“What’s the point of being together if you’re not happy?”
Marriage…there is a reason many say to wait as long as possible. Gone Girl takes us into the holy matrimony of Nick and Amy Dunne (Ben Affleck, Rosamund Pike), who have been together for almost five years. It just so happens that on the date that would have made their marriage five years, Nick comes home and finds the living room in a chaotic mess. Worse yet, Amy is nowhere to be found.
It does not take long for the local authorities to get involved in the missing case, and it takes even less time for the national press to do so. As the disappearance time grows longer and information starts to trickle out, Nick is quickly labeled as a prime suspect not only in the law and order arena, but the pubic perception arena as well. With that, the question is asked: Did Nick Dunne have anything to do with the vanishing of his wife?

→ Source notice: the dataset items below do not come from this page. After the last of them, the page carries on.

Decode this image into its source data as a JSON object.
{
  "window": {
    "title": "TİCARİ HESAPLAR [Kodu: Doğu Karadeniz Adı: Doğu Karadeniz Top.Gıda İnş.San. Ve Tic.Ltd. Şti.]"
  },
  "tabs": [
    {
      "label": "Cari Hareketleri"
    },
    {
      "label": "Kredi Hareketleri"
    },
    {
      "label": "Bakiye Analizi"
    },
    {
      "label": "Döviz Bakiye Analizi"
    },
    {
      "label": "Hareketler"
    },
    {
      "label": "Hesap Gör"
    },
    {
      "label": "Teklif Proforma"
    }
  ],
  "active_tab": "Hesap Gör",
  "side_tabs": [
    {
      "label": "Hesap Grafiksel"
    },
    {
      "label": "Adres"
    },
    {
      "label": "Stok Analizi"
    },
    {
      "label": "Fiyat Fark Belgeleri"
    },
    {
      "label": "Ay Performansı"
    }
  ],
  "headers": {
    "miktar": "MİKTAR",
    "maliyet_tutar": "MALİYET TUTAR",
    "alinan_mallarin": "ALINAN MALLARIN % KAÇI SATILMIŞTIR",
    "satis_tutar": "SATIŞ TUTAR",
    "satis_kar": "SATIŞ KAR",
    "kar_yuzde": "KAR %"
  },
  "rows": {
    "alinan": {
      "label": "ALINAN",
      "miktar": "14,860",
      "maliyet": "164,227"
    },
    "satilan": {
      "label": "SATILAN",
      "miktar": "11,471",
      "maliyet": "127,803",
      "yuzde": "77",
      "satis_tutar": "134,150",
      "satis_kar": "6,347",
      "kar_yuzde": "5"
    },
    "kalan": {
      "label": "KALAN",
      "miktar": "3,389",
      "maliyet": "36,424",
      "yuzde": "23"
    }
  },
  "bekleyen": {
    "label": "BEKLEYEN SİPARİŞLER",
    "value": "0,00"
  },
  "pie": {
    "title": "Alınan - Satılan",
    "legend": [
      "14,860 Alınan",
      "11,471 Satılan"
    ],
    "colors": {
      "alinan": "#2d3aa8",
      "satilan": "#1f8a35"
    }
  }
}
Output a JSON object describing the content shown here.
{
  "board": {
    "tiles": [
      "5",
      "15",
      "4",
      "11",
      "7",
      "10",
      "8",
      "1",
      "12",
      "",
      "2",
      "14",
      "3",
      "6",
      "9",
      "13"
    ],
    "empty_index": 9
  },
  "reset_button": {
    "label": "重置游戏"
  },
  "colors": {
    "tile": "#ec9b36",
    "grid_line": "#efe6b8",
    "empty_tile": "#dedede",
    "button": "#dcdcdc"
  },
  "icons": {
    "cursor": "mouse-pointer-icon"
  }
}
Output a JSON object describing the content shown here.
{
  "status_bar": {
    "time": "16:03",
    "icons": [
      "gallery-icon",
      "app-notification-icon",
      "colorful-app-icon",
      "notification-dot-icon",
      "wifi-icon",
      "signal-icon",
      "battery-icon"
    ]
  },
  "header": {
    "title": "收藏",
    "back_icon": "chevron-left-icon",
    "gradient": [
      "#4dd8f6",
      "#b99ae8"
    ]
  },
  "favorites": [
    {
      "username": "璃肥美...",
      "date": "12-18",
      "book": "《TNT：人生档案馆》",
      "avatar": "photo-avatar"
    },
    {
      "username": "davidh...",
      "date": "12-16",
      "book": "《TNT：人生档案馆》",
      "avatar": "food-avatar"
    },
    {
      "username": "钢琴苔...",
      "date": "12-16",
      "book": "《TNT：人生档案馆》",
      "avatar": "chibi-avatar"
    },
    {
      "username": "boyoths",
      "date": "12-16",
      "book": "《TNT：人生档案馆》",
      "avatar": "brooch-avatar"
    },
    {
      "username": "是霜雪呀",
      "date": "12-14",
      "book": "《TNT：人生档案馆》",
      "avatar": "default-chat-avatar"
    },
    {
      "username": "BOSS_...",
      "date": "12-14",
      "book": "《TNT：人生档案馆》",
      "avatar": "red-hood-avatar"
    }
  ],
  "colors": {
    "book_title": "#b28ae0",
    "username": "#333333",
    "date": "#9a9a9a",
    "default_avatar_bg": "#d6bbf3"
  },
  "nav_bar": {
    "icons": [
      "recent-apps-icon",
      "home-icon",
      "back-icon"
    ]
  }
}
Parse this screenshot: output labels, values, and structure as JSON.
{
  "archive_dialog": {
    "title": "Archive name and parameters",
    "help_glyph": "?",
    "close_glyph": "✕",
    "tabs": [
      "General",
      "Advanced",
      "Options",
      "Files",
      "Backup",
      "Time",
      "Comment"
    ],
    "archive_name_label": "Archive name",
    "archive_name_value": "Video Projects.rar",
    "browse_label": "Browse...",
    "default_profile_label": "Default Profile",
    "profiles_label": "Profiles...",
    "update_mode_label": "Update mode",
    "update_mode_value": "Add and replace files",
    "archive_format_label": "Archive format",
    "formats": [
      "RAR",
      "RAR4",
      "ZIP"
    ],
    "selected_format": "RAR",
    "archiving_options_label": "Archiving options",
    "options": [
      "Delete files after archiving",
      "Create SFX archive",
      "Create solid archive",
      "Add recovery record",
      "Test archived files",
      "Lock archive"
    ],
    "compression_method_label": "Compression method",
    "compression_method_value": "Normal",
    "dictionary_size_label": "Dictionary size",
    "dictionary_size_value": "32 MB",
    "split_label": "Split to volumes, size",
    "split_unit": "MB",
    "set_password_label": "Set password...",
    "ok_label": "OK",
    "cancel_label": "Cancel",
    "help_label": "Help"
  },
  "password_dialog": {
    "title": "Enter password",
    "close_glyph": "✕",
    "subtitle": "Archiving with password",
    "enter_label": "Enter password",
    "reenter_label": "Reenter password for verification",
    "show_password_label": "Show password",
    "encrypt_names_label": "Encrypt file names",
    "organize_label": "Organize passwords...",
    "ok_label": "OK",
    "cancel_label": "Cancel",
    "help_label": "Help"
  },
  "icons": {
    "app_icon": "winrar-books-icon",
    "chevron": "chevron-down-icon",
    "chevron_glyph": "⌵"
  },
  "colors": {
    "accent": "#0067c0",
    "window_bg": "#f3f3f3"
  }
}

If you’ve been reading MMJ reviews for a while now, I do my best to write them as spoiler-free as possible, from brief synopsis to the take on the flick. I believe that more times than not I’m pretty good with the effort, and when I believe something may be deemed even a light spoiler, I precede what is coming with SPOILER. With that said, Gone Girl is a bit tougher to talk about without spoiling, but it is worth a try. My apologies if this is more vague and disjointed than usual. Thankfully, Gone Girl has no such worries. From beginning to end, it is one of the more complete efforts of the year.
Critically acclaimed director David Fincher is tasked with bringing the popular novel to the silver screen, and it really does feel as if this could have been an original screenplay. Sure, part of that might be due to myself not reading the novel, but the fact is there are so many themes going on here, and yet all meld together to create something to seize attention. Even at 149 minutes, it is a compelling watch that hardly ever wanes. Aside from a slight period in the very middle that bogs down the movie just a tad, Gone Girl is expertly paced with an unforeseen narrative structure that gives a hearty amount of necessary backstory.
The film’s main focus begins on that of the fragile marriage of the Dunnes, but it doesn’t stay there for the entirety. Though it is great in its own right with well done and unexpected twists and turns, what Fincher does in his examination and even satire of the media is nothing short of awesome. How the media is able to change and manipulate news and public sentiment on a whim is true power in this day and age, and this story theme was just as intriguing as the “did he or didn’t he” story. As a whole, the tale is heavy, mature, and grounded, but with a dash of dark humor that keeps the movie from being a complete somber experience. Only near the end does one particular scene come off as unnecessary. Sometimes being implicit is more effective than being explicit.
It was James Brown who famously stated “This is a man’s world.” The opposite could be had here. It feels like it has been quite some time since a movie has contained so many thorough female parts in it, with even the smaller women roles being noteworthy in this one. But there is a trifecta of performances deserving of praise. Kim Dickens is the lead detective on the case, and her character is one absent of nonsense and frill. On the other side of the spectrum lies Carrie’s Coon’s character Margo Dunne.
Playing Affleck’s sister, the best thing about her performance is that she really nails the brother-sister aspect with Affleck. She gives him a hard time and for good reason, but her love for Nick is never doubted once. With that said, the role getting much buzz is played by Rosamund Pike. To delve even barely into it could be deemed spoiler-ish, but rest assured that it will likely stand as one of the best roles, male or female, of anyone this year.
There may have been a time in which Ben Affleck was an A-list name with less than A-list talent, but times have changed. He is a solidly good actor now, not an amazing one, but very consistent nonetheless. I was not enamored with the job done by him here but as time went on, he got better and better, almost like a halfback getting stronger and stronger during a game. The real surprise here is
Madea Tyler Perry. His character is one of the more smarter ones in the flick, and around more “respected” actors and actresses, he is never out of place and looks and sounds the part as an all-knowledgeable attorney. Amid all of the good to stellar performances, one does stick out from the pack in a negative way. Unfortunately, Neil Patrick Harris is less than convincing in his portrayal of the character he plays. It is hard to quantify, but it just was off and unnatural when placed in direct comparison to others.
The buildup and buzz to the release may be gone, but what remains is a meticulous piece of cinema. None of the minor gripes are enough to derail Gone Girl from an unpredictable, immersive, and very well-crafted film.